Other finalists were the Web site of the Canadian television network CTV, MSNBC.com, Time.com, and ProJo.com, the Web site of The Providence (R.I.) Journal.

Both the Sun-Sentinel and Herald Sun Web productions complemented special sections of the print editions of their respective newspapers. In addition, the Sun-Sentinel also produced the story as a radio documentary on WXEL-FM, the local NPR affiliate, for which the South Florida flagship of the Tribune Co. provides news.

“The print stories were many column inches of material. We re-wrote it in an online-friendly format that perhaps made the photos more central,” said David Blackwell, deputy managing editor for multimedia at the Sun-Sentinel. Blackwell estimates that it took about six weeks from the time all the material was collected to produce the package on the three tracks: print, interactive, and radio. The story ran in June.

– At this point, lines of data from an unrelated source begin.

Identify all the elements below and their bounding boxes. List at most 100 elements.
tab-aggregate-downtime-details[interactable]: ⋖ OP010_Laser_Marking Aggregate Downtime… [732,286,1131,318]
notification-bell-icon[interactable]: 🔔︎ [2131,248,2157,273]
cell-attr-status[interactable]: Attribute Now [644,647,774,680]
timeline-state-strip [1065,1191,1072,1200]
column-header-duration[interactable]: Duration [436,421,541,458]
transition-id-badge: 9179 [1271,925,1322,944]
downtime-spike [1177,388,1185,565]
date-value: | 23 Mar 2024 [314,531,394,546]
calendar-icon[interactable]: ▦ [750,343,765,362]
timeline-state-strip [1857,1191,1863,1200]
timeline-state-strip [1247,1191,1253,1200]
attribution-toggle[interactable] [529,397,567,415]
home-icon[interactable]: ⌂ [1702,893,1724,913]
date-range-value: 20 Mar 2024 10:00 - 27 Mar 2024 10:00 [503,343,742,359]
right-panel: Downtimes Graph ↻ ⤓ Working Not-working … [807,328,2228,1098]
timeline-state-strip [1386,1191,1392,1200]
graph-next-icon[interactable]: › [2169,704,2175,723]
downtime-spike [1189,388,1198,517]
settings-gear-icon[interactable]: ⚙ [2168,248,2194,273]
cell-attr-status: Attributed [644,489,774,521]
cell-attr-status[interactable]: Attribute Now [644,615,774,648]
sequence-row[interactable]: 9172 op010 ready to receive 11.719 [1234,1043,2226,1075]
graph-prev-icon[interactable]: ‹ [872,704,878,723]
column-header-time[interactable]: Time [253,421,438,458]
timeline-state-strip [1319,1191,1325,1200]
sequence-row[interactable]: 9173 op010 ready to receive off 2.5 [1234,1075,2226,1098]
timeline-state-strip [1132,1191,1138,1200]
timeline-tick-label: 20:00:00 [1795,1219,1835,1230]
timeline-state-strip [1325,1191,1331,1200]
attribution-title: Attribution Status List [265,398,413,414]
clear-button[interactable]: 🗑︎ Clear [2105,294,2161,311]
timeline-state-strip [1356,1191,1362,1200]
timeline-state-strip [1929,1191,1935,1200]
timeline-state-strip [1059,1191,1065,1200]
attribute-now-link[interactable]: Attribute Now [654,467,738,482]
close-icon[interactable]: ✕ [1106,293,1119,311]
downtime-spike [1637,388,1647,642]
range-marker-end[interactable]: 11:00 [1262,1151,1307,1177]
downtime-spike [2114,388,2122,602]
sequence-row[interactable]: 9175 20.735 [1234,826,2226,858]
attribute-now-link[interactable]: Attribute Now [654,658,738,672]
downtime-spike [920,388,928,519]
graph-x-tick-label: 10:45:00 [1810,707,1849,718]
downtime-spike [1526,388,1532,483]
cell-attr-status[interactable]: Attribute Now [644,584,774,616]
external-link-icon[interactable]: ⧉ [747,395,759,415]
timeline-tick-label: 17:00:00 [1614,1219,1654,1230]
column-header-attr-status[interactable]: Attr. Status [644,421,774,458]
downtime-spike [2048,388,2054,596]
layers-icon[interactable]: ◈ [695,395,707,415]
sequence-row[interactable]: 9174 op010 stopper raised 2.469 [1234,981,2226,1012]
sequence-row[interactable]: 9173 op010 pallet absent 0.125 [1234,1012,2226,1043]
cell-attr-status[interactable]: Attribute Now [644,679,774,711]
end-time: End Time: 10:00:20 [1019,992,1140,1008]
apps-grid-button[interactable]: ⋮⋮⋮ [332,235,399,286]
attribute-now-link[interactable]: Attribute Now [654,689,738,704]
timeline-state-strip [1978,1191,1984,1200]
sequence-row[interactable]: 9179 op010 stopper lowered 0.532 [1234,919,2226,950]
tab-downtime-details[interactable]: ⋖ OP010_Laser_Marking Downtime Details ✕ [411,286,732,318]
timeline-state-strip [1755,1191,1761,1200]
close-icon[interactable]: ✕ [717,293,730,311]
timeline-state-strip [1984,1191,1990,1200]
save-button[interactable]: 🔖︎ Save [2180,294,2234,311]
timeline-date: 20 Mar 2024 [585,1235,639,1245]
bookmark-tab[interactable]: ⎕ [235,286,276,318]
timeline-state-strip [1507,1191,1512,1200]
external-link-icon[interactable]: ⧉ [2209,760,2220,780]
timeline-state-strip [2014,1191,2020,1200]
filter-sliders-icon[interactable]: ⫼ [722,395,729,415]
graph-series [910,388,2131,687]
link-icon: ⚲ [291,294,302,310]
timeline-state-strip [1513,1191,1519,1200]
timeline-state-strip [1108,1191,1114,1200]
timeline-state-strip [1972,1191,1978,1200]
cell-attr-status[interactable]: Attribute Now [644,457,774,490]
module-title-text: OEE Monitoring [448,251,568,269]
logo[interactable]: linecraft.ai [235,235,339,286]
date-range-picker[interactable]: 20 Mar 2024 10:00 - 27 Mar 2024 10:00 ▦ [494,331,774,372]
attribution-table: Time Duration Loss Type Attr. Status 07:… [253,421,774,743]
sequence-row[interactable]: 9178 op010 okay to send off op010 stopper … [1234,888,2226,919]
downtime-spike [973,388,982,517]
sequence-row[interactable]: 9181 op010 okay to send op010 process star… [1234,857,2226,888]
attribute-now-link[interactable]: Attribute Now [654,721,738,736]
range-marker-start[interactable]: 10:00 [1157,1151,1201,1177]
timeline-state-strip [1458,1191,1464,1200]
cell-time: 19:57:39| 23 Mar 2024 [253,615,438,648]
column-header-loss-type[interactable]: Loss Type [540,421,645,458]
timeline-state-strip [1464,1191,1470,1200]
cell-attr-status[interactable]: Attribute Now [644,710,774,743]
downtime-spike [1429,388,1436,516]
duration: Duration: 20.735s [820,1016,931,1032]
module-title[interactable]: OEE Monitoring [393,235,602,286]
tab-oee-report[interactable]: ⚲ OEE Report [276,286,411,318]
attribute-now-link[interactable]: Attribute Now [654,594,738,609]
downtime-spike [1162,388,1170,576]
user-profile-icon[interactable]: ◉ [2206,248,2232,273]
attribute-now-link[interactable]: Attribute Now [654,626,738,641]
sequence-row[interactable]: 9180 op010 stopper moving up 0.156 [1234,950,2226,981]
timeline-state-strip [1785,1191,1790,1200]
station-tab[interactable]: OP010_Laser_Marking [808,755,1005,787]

“It was extremely collaborative,” Blackwell said. “The interactive designers are on the print graphics staff of the newspaper, and work very well with the online folks.”

In Durham, a key member of the photo staff also works well with the online department, since they are the same guy. Joe Weiss, the multimedia editor, is also a photographer for the newspaper.

The family-owned Herald-Sun sent a reporter, Jim Shamp, and Weiss, a photgrapher, to Nicaragua for 11 days with the Duke doctors. The result was a 24-page special section in the newspaper last February, and the award-winning interactive production.

“I was the photgrapher, gathered all the audio in the field, the designer, and the programmer,” Weiss said. He used a mini-disc recorder for audio. At the time of the trip, the Herald-Sun was in transition from film to digital photography, so he shot his pictures with a Nikon and “old school film.”

“The daily [online] product is put out by the same copy editors and designers who put out our normal paper,” Weiss said. As the multimedia editor, he executes the interactive elements and coordinates special projects with the newsroom. “We don’t have five or six people to throw on this, but one of the things we can make up for is we can give a project like this more production and editing time,” he said. “We make due with a limited amount of resources. What we have is time and the ability to adapt.”